Qu'un Chinois dirige le FMI impliquerait la révocation d'un accord non officiel, mais jusqu'ici fermement imposé au reste du monde par les Etats-Unis et l'Europe. Aux termes de cet accord, la Banque mondiale (la seconde institution financière créée la même année que le FMI, en 1944) devait toujours être présidée par un Américain nommé par la Maison Blanche. Quant au FMI, son chef devait être européen. Des conditions qui reflètent l'ordre mondial qui prévalait immédiatement après la Seconde Guerre mondiale, mais plus aujourd'hui.

...à cause de l'essor économique de la Chine

La Chine est le pays qui compte le plus de réserves mondiales d'or et de devises. Elle demeure le premier créancier des Etats-Unis, le premier exportateur mondial. En outre, elle est le principal client de nombreux pays. Cette gigantesque nation continue d'investir, d'échanger et de bénéficier d'une croissance économique enviable. Dans le même temps, les principales puissances économiques, en pleine stagnation, accusent des dettes et déficits énormes ainsi que des taux de chômage élevés.

Le FMI a besoin de l'argent, du soutien et du concours de la Chine. Et si le FMI pose ses conditions aux pays sollicitant son aide, pourquoi la Chine n'en ferait-elle pas autant?

Si Zhu Min devient le directeur général du FMI, le gouvernement chinois aura non seulement le contrôle des principales réserves monétaires mondiales, mais encore une grande influence sur la principale institution financière de la planète.

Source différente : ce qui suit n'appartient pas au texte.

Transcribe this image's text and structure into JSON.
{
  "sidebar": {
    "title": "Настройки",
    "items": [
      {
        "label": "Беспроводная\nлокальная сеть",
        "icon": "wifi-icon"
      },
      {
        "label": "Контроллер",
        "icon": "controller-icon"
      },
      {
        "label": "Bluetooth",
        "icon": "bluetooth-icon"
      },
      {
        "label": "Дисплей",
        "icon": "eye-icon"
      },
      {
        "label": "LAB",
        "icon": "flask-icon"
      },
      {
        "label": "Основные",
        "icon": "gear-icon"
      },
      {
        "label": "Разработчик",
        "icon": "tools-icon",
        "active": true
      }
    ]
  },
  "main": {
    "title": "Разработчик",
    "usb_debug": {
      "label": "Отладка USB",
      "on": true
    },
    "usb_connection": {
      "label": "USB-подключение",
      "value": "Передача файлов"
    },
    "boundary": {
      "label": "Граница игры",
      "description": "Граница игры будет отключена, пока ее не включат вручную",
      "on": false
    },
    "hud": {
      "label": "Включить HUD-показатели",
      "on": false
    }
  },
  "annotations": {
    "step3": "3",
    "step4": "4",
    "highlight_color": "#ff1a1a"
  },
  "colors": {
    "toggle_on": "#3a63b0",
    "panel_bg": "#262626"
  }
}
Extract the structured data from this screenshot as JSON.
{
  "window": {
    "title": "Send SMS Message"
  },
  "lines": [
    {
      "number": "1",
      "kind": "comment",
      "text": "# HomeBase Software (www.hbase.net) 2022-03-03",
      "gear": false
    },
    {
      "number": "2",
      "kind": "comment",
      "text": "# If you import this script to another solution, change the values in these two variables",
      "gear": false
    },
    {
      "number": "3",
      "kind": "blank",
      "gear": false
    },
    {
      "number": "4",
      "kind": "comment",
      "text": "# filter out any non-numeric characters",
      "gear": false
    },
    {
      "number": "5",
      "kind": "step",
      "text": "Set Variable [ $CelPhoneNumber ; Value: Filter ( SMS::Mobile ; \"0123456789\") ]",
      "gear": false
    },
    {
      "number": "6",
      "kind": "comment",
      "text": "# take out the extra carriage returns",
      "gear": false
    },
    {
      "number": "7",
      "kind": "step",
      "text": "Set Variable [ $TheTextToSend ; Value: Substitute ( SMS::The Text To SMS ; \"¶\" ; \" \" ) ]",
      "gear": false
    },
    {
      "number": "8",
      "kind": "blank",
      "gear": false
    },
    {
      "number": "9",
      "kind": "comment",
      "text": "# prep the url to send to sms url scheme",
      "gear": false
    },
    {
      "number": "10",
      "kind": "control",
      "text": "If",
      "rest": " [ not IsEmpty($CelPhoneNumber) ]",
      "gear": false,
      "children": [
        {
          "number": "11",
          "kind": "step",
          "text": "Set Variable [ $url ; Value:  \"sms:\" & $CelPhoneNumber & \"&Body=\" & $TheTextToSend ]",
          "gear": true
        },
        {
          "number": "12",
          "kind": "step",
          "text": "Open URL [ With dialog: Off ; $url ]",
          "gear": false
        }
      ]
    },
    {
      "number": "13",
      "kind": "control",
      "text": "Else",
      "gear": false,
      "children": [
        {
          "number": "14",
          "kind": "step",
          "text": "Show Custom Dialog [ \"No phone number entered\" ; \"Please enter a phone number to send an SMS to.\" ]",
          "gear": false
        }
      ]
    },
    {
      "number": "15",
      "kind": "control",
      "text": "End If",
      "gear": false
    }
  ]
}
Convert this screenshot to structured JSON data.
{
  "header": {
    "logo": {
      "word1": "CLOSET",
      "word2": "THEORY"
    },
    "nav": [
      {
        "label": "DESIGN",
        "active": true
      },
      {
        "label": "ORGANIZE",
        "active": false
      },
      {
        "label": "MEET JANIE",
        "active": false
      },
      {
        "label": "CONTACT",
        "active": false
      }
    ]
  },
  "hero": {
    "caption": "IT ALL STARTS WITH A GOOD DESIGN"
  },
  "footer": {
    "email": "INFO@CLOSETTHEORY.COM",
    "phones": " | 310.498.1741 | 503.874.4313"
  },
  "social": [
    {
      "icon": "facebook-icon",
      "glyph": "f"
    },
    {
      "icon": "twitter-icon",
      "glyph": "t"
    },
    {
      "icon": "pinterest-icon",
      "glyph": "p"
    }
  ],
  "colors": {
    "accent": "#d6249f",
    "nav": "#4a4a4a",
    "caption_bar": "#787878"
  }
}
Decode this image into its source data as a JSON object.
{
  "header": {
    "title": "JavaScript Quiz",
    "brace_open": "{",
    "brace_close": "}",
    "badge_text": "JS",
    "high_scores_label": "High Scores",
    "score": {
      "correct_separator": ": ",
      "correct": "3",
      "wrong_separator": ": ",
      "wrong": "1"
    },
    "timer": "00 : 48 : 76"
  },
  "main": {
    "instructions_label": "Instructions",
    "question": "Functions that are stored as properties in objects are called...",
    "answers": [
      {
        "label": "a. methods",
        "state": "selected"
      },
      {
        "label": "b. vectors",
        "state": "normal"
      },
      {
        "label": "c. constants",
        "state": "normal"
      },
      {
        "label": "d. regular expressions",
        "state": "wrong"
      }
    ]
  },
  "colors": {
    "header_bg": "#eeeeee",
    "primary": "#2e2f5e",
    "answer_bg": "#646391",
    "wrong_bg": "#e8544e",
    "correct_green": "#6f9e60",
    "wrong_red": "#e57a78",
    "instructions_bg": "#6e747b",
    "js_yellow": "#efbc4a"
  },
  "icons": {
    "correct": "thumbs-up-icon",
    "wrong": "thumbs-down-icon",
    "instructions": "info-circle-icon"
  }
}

Pour autant, Zhu Min ne sera pas un simple pantin manipulé par Pékin. Il est tout de même titulaire de prestigieux diplômes d'économie: un master de l'Université de Princeton et un doctorat obtenu à l'Université Johns-Hopkins. Il a par ailleurs occupé des postes haut placés qui font de lui un économiste chevronné. C'est dire si Zhu Min est une pointure.

Toujours est-il que le soutien de Pékin et du Parti communiste chinois serait un plus non négligeable. Zhu Min accèdera-t-il effectivement à la direction du FMI? Une chose est sûre, il fera encore parler de lui. Aussi, les règles du nouvel ordre financier mondial risquent d'être davantage fixées dans l'Empire du Milieu que dans la vieille Europe.